É inacreditável. Em uma manhã ensolarada de Buenos Aires, um diretor da AFA, sem ter mais o que fazer resolveu puxar o telefone do gancho e discar o número de um modesto time que habita a quinta divisão. O motivo: exigir que o clube endireite a marcação do campo, que mais parece um delírio trigonométrico.
O clube em questão é o Liniers, proprietário do acanhado e insólito estádio Juan Antonio Arias, capacidade para 5 mil pessoas, que fica em San Justo, no brioso partido de LA MATANZA, na Grande Buenos Aires.
A Associação de Futebol Argentina subitamente decidiu que não era mais possível admitir um estádio em que uma trave não fica exatamente na frente da outra e um lado do campo é seis metros mais largo de que o oposto.
O detalhe é que a cancha está assim desde a inauguração, há quase 30 anos. Como as linhas não se endireitaram naturalmente com o passar das décadas, a AFA resolveu mostrar agilidade.
O Liniers já começou as obras para voltar a receber jogos no seu estádio, que também abriga partidas de outros times do descenso argentino.
Fundado originalmente no bairro que lhe dá nome, o Liniers foi desalojado de sua primeira casa, na Ciudadela Norte da capital, e precisou comprar uns hectares de terra fora dos limites da cidade, seguindo a rotina de migração de vários clubes porteños.
Segundo o próprio presidente do clube, Marcelo Gómez, falou para o La Nación, eles obviamente tinham noção de que o campo tinha uma disposição geométrica peculiar.
Mas como outros compromissos se mostravam mais urgentes, não viam problema em ter uma goleira praticamente virada para a lateral ou provocar labirintite em algum ponta desavisado correndo gramado a fora.
Porque é bem isto: se um goleiro chuta reto exatamente do seu gol, alguma coisa acontece no meio do caminho e a bola sai pela linha de fundo do arco posto, na linha da pequena área.
Há duas versões para a libertinagem métrica no campo do Liniers.
Uma conta que foi uma tentativa de se aproveitar as partes mais planas do terreno adquirido nos anos 1980, enquanto outra sugere que o campo era torto para que o nascer e o por do sol não atrapalhasse os goleiros nas loucas jornadas do ascenso castelhano.
O presidente lembra que vários cruzamentos costumavam parar dentro do gol, já que os goleiros não tinham qualquer referência, perdidos naquele emaranhado de ângulos lascivos.
E que um tal Silvio Fuentes, canhoto que defendeu o clube, sabedor das peculiaridades da cancha, se lavava de tanto marcar gols olímpicos.
Após todos estes argumentos, impossível encontrar motivos razoáveis para alterar a alma enviesada do estádio, que no mundo do ascenso era simpaticamente conhecido como “la cancha de los arcos torcidos”, algo como “o campo das traves tortas.”
Perde o futebol, perde a poesia.

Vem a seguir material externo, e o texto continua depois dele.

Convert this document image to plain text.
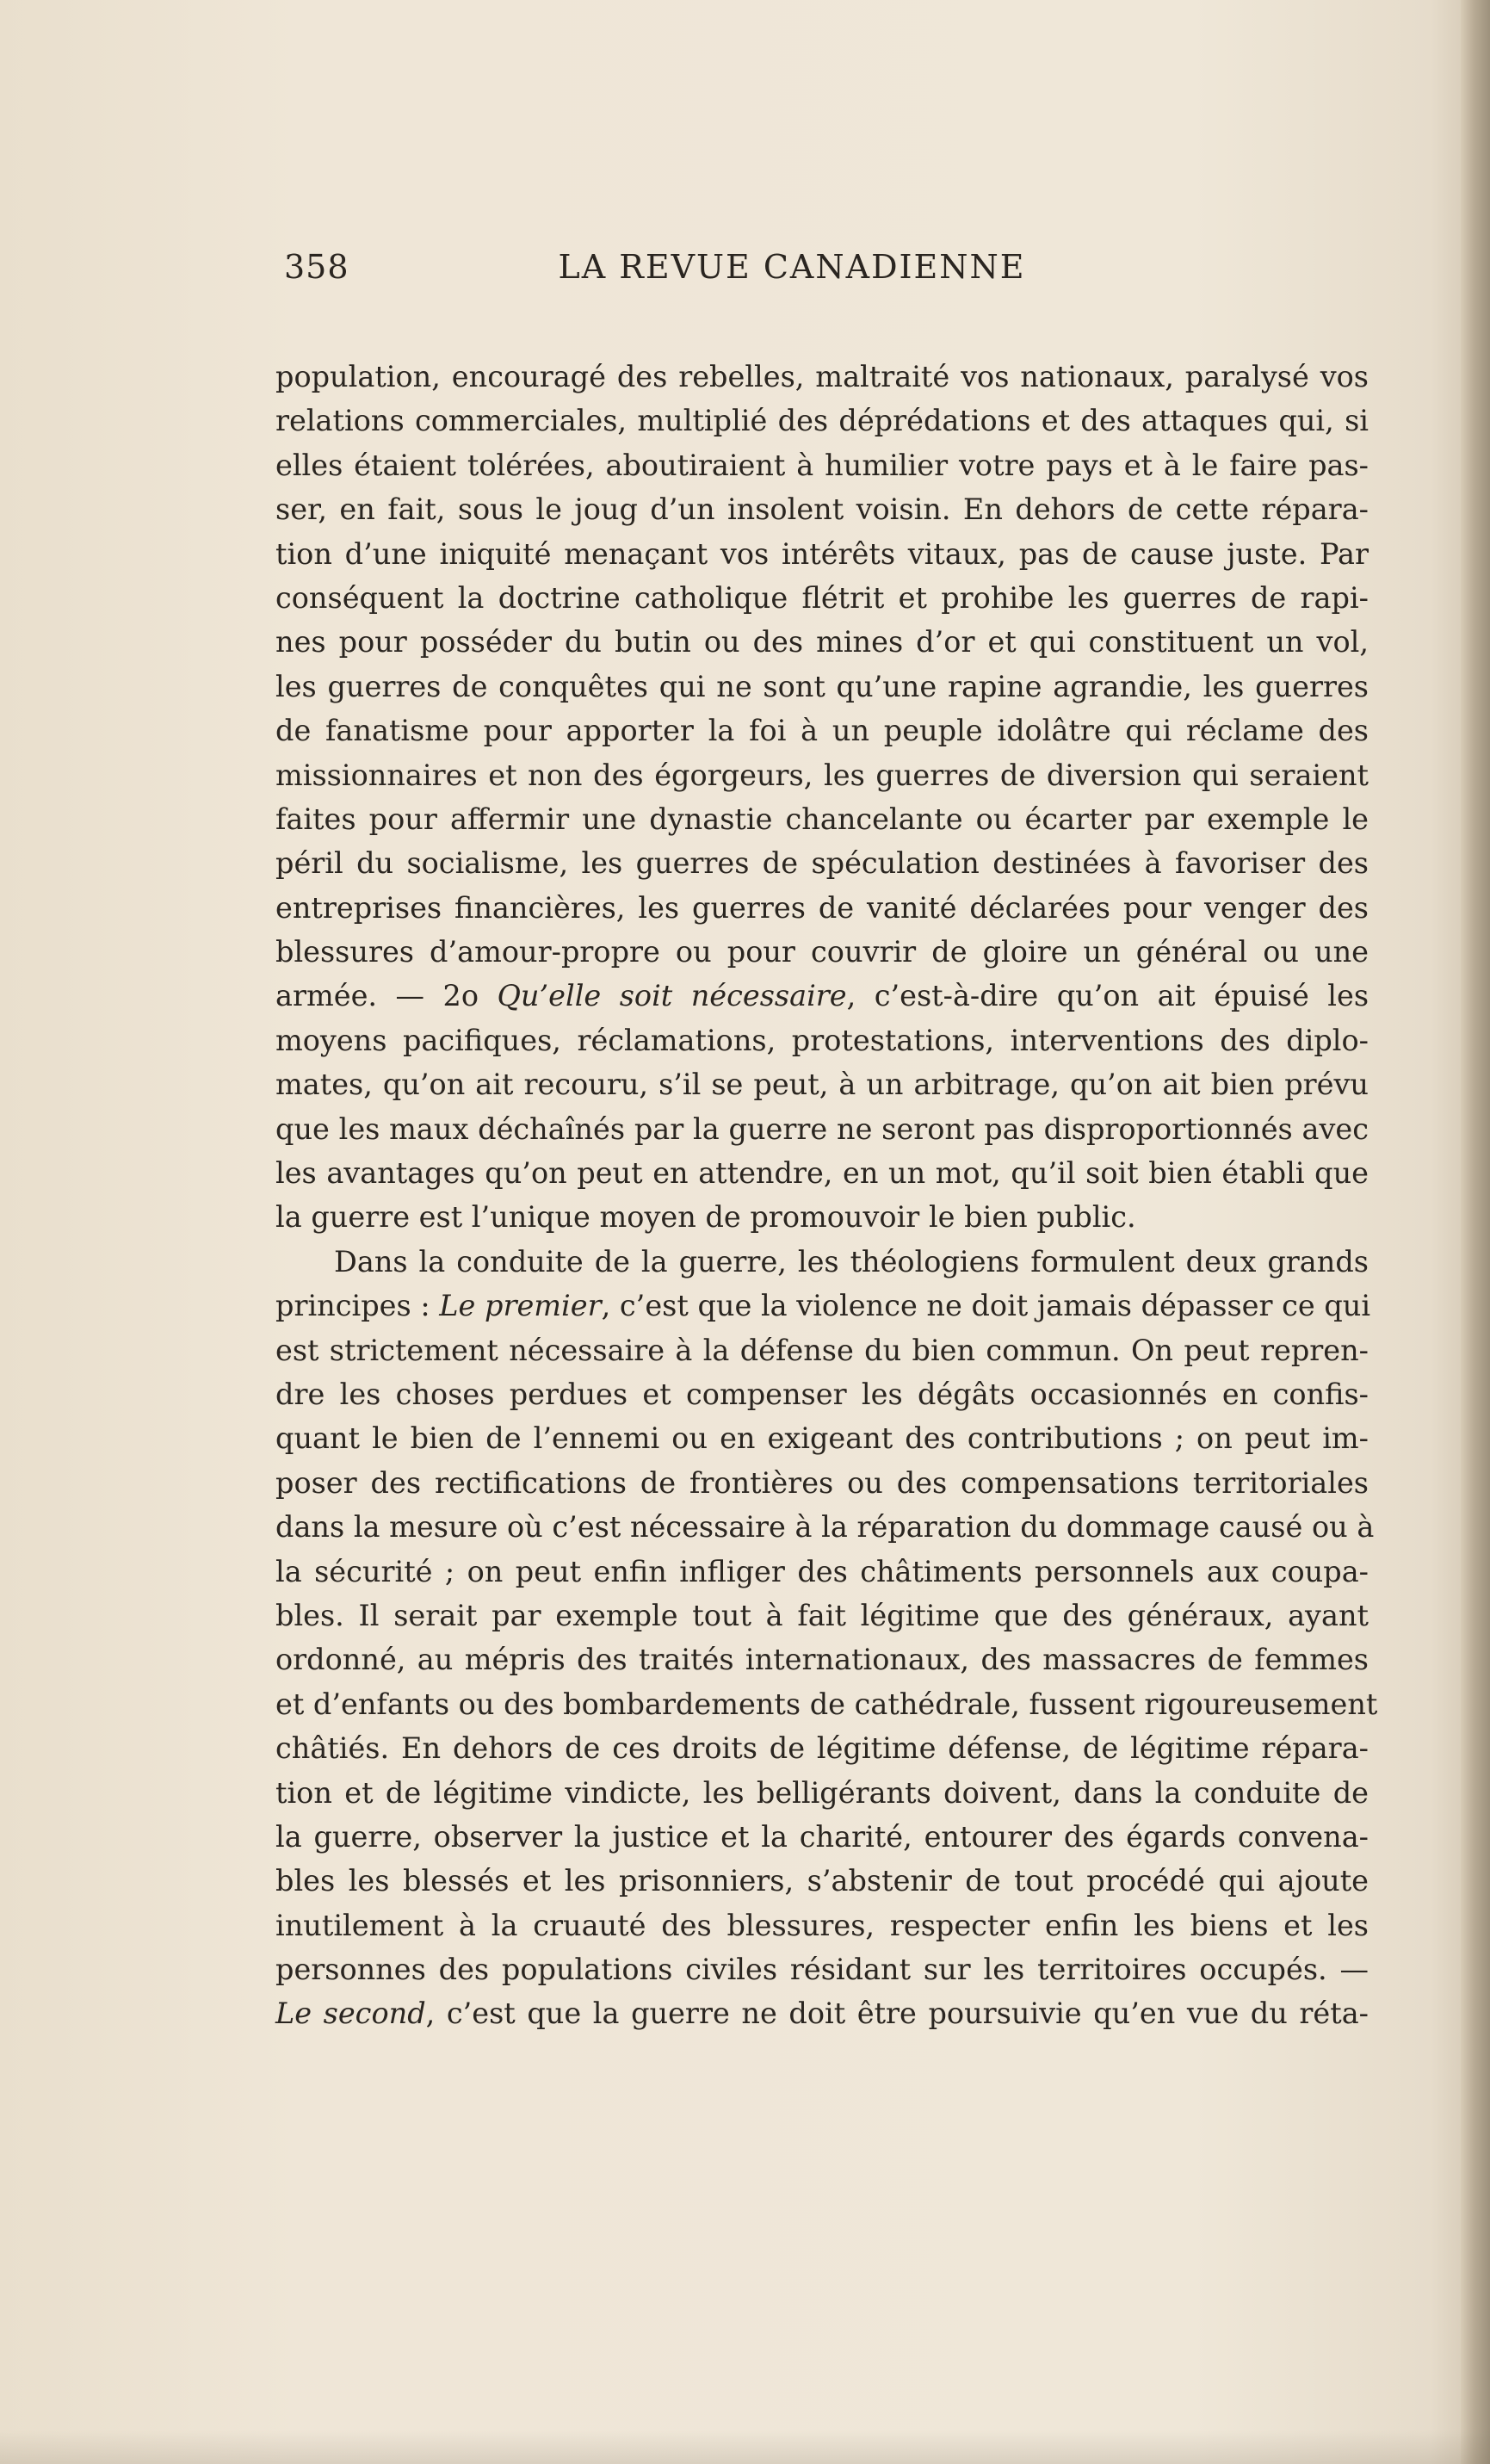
358	LA REVUE CANADIENNE
population, encouragé des rebelles, maltraité vos nationaux, paralysé vos
relations commerciales, multiplié des déprédations et des attaques qui, si
elles étaient tolérées, aboutiraient à humilier votre pays et à le faire pas-
ser, en fait, sous le joug d’un insolent voisin. En dehors de cette répara-
tion d’une iniquité menaçant vos intérêts vitaux, pas de cause juste. Par
conséquent la doctrine catholique flétrit et prohibe les guerres de rapi-
nes pour posséder du butin ou des mines d’or et qui constituent un vol,
les guerres de conquêtes qui ne sont qu’une rapine agrandie, les guerres
de fanatisme pour apporter la foi à un peuple idolâtre qui réclame des
missionnaires et non des égorgeurs, les guerres de diversion qui seraient
faites pour affermir une dynastie chancelante ou écarter par exemple le
péril du socialisme, les guerres de spéculation destinées à favoriser des
entreprises financières, les guerres de vanité déclarées pour venger des
blessures d’amour-propre ou pour couvrir de gloire un général ou une
armée. — 2o Qu’elle soit nécessaire, c’est-à-dire qu’on ait épuisé les
moyens pacifiques, réclamations, protestations, interventions des diplo-
mates, qu’on ait recouru, s’il se peut, à un arbitrage, qu’on ait bien prévu
que les maux déchaînés par la guerre ne seront pas disproportionnés avec
les avantages qu’on peut en attendre, en un mot, qu’il soit bien établi que
la guerre est l’unique moyen de promouvoir le bien public.
Dans la conduite de la guerre, les théologiens formulent deux grands
principes : Le premier, c’est que la violence ne doit jamais dépasser ce qui
est strictement nécessaire à la défense du bien commun. On peut repren-
dre les choses perdues et compenser les dégâts occasionnés en confis-
quant le bien de l’ennemi ou en exigeant des contributions ; on peut im-
poser des rectifications de frontières ou des compensations territoriales
dans la mesure où c’est nécessaire à la réparation du dommage causé ou à
la sécurité ; on peut enfin infliger des châtiments personnels aux coupa-
bles. Il serait par exemple tout à fait légitime que des généraux, ayant
ordonné, au mépris des traités internationaux, des massacres de femmes
et d’enfants ou des bombardements de cathédrale, fussent rigoureusement
châtiés. En dehors de ces droits de légitime défense, de légitime répara-
tion et de légitime vindicte, les belligérants doivent, dans la conduite de
la guerre, observer la justice et la charité, entourer des égards convena-
bles les blessés et les prisonniers, s’abstenir de tout procédé qui ajoute
inutilement à la cruauté des blessures, respecter enfin les biens et les
personnes des populations civiles résidant sur les territoires occupés. —
Le second, c’est que la guerre ne doit être poursuivie qu’en vue du réta-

Tudo em nome da frígida perfeição matemática e sua palmatória borrifadora de cal.
O valeroso Liniers revelou para o mundo nomes do porte de Blas Giunta, Pablo Michelini e El Ogro Fabiani, mas não fez uso da assimetria de sua cancha para percorrer caminhos mais longos: jamais disputou sequer a segunda divisão.
Seu habitat é a quarta divisão, que frequentou por 51 temporadas e para onde tenta retornar agora – ocupa a segunda colocação e está engatilhado para fazer sua camisa celeste retomar o rumo e voltar à categoria que frequentava até o semestre passado.
Isso se o imperialismo das linhas retas e o statos quo cartesiano permitirem.